We moved to the corner again to do riffs. Miss Mimi let me do the easiest kind, with only four beats, but even then I was always half a breath behind.
Why was this so hard? Dancing had once been so easy for me. It had given me a joy and sense of self that nothing else had. I drifted off, even as I was trying to do the steps—it didn’t matter, really, because I was going to get them wrong no matter how hard I tried—and remembered what it had once felt like to just lose myself in the movement, to be so consumed with it I’d entered a different place, lived entirely in the moment.
And then something really weird happened. Suddenly I was doing it—heel-toe, toe-heel—rhythmic and easy as that, for a few seconds anyway, and then as I tried to work out how I’d managed it, I lost it again.

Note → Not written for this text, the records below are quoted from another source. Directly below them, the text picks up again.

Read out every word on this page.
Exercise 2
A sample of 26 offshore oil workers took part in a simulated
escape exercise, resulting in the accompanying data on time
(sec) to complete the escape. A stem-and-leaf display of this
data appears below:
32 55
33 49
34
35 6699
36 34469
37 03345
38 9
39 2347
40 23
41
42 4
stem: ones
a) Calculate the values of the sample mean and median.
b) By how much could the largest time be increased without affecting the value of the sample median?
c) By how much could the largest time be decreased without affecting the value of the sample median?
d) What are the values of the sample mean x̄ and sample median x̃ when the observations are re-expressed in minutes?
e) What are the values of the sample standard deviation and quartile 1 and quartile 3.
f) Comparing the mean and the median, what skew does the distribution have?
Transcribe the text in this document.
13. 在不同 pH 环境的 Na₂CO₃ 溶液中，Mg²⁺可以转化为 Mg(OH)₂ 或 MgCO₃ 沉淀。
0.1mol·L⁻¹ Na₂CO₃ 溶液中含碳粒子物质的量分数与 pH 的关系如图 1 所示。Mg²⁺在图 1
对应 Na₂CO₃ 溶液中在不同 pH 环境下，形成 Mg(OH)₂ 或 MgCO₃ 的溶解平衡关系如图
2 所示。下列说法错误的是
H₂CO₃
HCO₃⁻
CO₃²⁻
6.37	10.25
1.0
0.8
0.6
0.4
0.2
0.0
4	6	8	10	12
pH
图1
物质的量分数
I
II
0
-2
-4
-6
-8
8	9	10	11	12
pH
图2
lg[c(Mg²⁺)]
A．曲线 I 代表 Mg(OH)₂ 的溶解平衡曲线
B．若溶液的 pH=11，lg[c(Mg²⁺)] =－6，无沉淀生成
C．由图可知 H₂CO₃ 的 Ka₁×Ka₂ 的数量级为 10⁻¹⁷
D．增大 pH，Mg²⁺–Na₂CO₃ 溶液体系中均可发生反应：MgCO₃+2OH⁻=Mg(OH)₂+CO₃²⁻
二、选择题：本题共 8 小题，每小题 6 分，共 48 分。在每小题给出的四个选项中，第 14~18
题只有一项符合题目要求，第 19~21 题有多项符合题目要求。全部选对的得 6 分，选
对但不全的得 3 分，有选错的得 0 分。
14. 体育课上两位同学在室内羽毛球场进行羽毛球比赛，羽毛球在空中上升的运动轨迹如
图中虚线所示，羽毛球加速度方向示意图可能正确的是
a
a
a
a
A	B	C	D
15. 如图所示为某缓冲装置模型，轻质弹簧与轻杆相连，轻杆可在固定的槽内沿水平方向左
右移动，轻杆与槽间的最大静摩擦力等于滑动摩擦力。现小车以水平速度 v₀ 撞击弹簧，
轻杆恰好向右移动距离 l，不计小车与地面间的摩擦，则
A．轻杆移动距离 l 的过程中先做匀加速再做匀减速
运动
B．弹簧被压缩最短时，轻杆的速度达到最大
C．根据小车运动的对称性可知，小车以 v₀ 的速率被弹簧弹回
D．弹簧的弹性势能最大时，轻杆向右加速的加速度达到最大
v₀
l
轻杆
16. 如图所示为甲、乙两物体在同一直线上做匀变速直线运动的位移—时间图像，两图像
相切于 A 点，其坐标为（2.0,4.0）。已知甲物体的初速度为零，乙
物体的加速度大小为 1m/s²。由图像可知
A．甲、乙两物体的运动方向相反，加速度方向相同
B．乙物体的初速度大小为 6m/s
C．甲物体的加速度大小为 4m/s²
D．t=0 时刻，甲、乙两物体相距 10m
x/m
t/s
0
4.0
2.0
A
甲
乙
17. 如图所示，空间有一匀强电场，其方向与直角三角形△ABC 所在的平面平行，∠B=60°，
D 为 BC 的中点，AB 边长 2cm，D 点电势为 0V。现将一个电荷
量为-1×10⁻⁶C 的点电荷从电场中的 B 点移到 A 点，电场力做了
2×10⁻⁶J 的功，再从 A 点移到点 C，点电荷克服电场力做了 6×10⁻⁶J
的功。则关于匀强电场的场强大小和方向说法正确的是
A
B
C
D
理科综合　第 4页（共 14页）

I didn’t care. I done five riffs. Five! I jogged over to where Donna was waiting in line, feeling as if I was flying. Stupid, I know. It was only a tap step, and a pretty easy one at that, but my hope had swelled in that instant, like an inflatable dinghy whose cord had been pulled. This was the first thing that had gone right for me on a personal level in a long time, and if New Pippa could actually learn to tap dance, there might be no limits to what she could do.
Donna grinned back at me when I reached the other side and held her hand up for a high five. I looked at it for a couple of seconds then gave it a gentle tap with my fingers.
‘Told you,’ she said, smiling. ‘Don’t you worry. We’ll make a Ginger Rogers of you yet.’